Scientific classification
- Kingdom: Animalia
- Phylum: Chordata
- Class: Aves
- Order: Charadriiformes
- Family: Laridae
- Genus: Sternula
- Species: S. saundersi
- Binomial name: Sternula saundersi (Hume, 1877)
- Synonyms: Sterna saundersi

= Saunders's tern =

- Genus: Sternula
- Species: saundersi
- Authority: (Hume, 1877)
- Conservation status: LC
- Synonyms: Sterna saundersi

Species of bird

Saunders's tern (Sternula saundersi), sometimes known as the black-shafted tern, is a species of bird in the family Laridae.
It is sparsely resident along the shores of the north-western Indian Ocean (namely southern Somalia, Arabian Peninsula, Socotra, Pakistan, Andaman and Nicobar Islands and northern Sri Lanka).
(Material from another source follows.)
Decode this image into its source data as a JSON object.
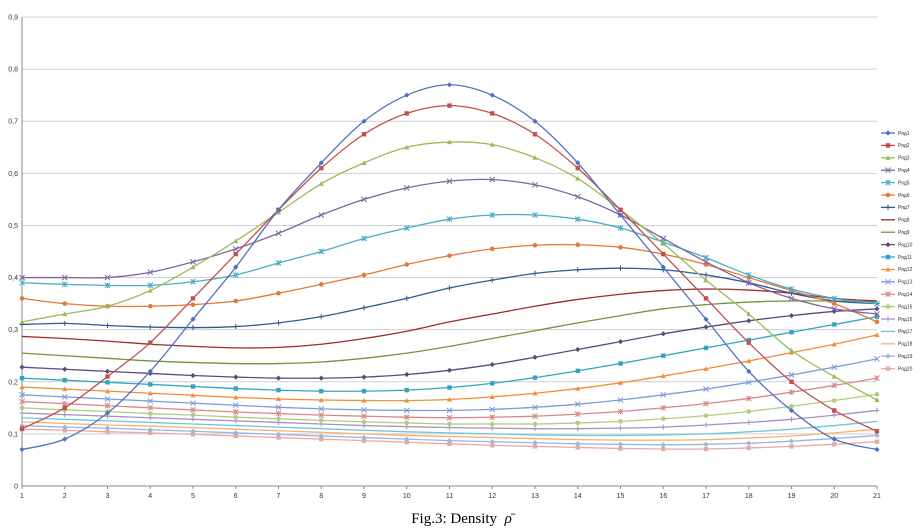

It is a close relative of the little tern, least tern, yellow-billed tern, and Peruvian tern. In non-breeding plumages, the Saunder's tern and the little tern may be almost indistinguishable. The two have been considered by some to be conspecific.

== Description ==
Saunders's tern shares many of the features of its close relative, the little tern, including a white body, a black-tipped yellow bill, and a black cap with a white forehead patch. In its breeding plumage, it distinguishes itself with a straight-bordered forehead patch, possessing more black outer primaries, and duskier colored legs and feet in comparison to the bright yellow legs of the little tern. In non-breeding plumage, the two are very similar.

Saunders's tern is 20–28 cm long, weighs 40-45 g, and possesses a wingspan of 50-55 cm. It has an average wing length of 16.6 cm, an average bill length of 2.8 cm, and a tail fork depth of about 2.8 cm on average.

== Taxonomy ==
Saunders's tern was first described in 1877 by British botanist and ornithologist Allan Octavian Hume during his stay in British India as part of the Imperial Civil Service. It was originally given the name black-shafted ternlet (Sterna saundersi) by Hume, which was later changed to its present name.
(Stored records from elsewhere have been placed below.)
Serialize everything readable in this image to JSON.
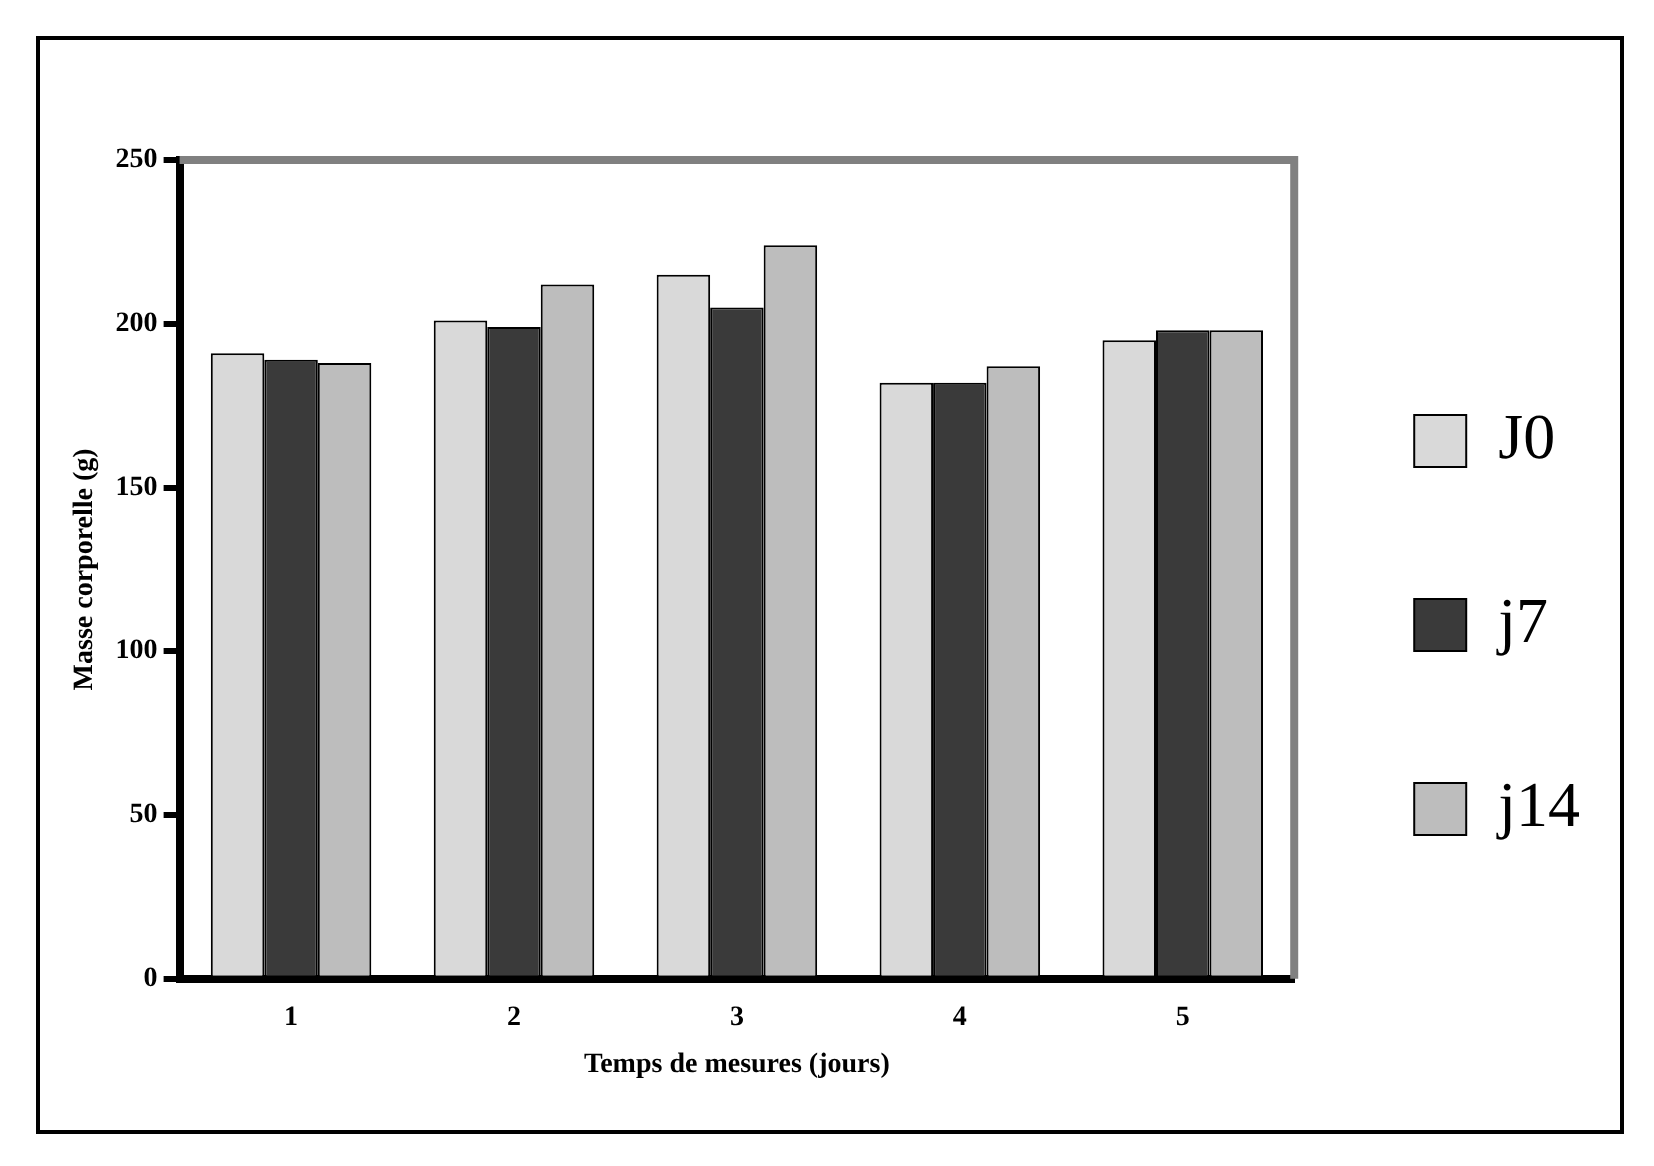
{
  "chart_data": {
    "type": "bar",
    "xlabel": "Temps de mesures (jours)",
    "ylabel": "Masse corporelle (g)",
    "categories": [
      "1",
      "2",
      "3",
      "4",
      "5"
    ],
    "series": [
      {
        "name": "J0",
        "color": "#d9d9d9",
        "values": [
          191,
          201,
          215,
          182,
          195
        ]
      },
      {
        "name": "j7",
        "color": "#3a3a3a",
        "values": [
          189,
          199,
          205,
          182,
          198
        ]
      },
      {
        "name": "j14",
        "color": "#bdbdbd",
        "values": [
          188,
          212,
          224,
          187,
          198
        ]
      }
    ],
    "ylim": [
      0,
      250
    ],
    "yticks": [
      0,
      50,
      100,
      150,
      200,
      250
    ],
    "grid": false,
    "legend": "right"
  }
}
It is considered by some to be a subspecies of Sternula albifrons, potentially of a larger species group, or otherwise conspecific.

== Behavior ==

=== Feeding ===
The majority of the Saunders's tern's diet consists of various marine animals, including small fish, crustaceans, and mollusks. It will also eat several varieties of insects. An individual will hover above the water for a sizable amount of time, before making a plunge dive to catch fish.

== Status ==
It is a widely distributed species, and although population numbers are estimated to be small to large and even showing signs of decline, the species is not assessed as being close to the threshold of vulnerability, and its conservation status has been assessed as "least concern" on the IUCN Red List.